Björn kommt zu ihr, Schweiß läuft ihm die Wangen herab, seine Augen sind rot unterlaufen und wirken gehetzt, er murmelt etwas und hilft ihr auf.
»Wir dürfen nicht stehen bleiben«, flüstert er.
Sie wissen nicht mehr, wo ihr Verfolger ist, ob er ganz in ihrer Nähe lauert oder die Spur verloren hat. Vor nicht allzu vielen Stunden lagen sie noch auf dem Fußboden einer Küche, während er zum Fenster hereinsah.
Jetzt laufen sie aufwärts, zwängen sich durch ein Fichtengehölz, riechen den warmen Duft der Nadeln und rennen Hand in Hand weiter.
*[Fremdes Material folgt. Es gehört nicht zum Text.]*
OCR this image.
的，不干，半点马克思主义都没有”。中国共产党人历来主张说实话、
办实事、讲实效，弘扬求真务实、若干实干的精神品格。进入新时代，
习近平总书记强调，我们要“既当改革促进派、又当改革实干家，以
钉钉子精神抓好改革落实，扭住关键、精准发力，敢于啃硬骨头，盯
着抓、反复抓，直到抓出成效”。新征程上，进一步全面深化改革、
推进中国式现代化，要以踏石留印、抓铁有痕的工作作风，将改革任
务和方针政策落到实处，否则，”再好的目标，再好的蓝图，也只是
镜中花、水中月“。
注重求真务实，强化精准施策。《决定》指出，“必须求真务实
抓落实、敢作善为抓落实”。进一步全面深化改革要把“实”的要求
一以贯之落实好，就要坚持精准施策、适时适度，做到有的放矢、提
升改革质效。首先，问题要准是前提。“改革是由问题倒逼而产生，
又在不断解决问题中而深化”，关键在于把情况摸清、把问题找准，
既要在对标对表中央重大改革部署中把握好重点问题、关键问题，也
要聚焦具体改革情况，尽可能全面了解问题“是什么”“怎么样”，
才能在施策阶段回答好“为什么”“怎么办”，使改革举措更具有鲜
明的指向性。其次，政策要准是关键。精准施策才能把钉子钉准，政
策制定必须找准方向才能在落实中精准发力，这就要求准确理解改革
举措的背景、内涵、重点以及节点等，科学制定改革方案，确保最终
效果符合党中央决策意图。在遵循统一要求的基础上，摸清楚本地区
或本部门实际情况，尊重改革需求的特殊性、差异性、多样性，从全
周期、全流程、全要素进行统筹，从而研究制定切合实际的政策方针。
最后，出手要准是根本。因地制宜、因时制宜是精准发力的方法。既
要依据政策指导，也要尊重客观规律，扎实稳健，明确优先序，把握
Es raschelt im Unterholz, und Björn wimmert vor Angst, macht einen jähen Schritt zur Seite, woraufhin ihm ein Ast ins Gesicht schlägt.
»Ich weiß nicht, wie lange ich das noch durchhalte«, keucht er.
»Denk nicht daran«, erwidert Penelope.
Sie gehen ein kleines Stück. Füße und Knie schmerzen. Ihr Weg führt durch dichtes Gestrüpp und raschelndes Laub in einen Graben hinab. Sie staken durch Unkraut und gelangen auf einen Kiesweg. Björn schaut sich um, flüstert ihr zu, mitzukommen, und läuft nach Süden, in Richtung Skinnardal, wo die Insel dichter besiedelt ist. Es kann nicht mehr weit sein bis dorthin. Sie humpelt ein paar Schritte und folgt ihm. Zwischen den glatten Reifenspuren verläuft ein Streifen aus grobem Schotter mit einzelnen Grashalmen. Der Weg beschreibt eine Kurve um ein Birkenwäldchen herum. Sie laufen nebeneinander, und als sie die weißen Stämme hinter sich gelassen haben, sehen sie plötzlich zwei Menschen. Eine ungefähr zwanzigjährige Frau in einem kurzen Tennisdress und einen Mann mit einem roten Motorrad. Penelope zieht den Reißverschluss ihrer engen Kapuzenjacke zu und versucht, ruhiger durch die Nase zu atmen.
»Hallo«, sagt sie.
Die beiden sehen sie an, und Penelope kann ihre Blicke verstehen. Björn und sie sind blutig und verdreckt.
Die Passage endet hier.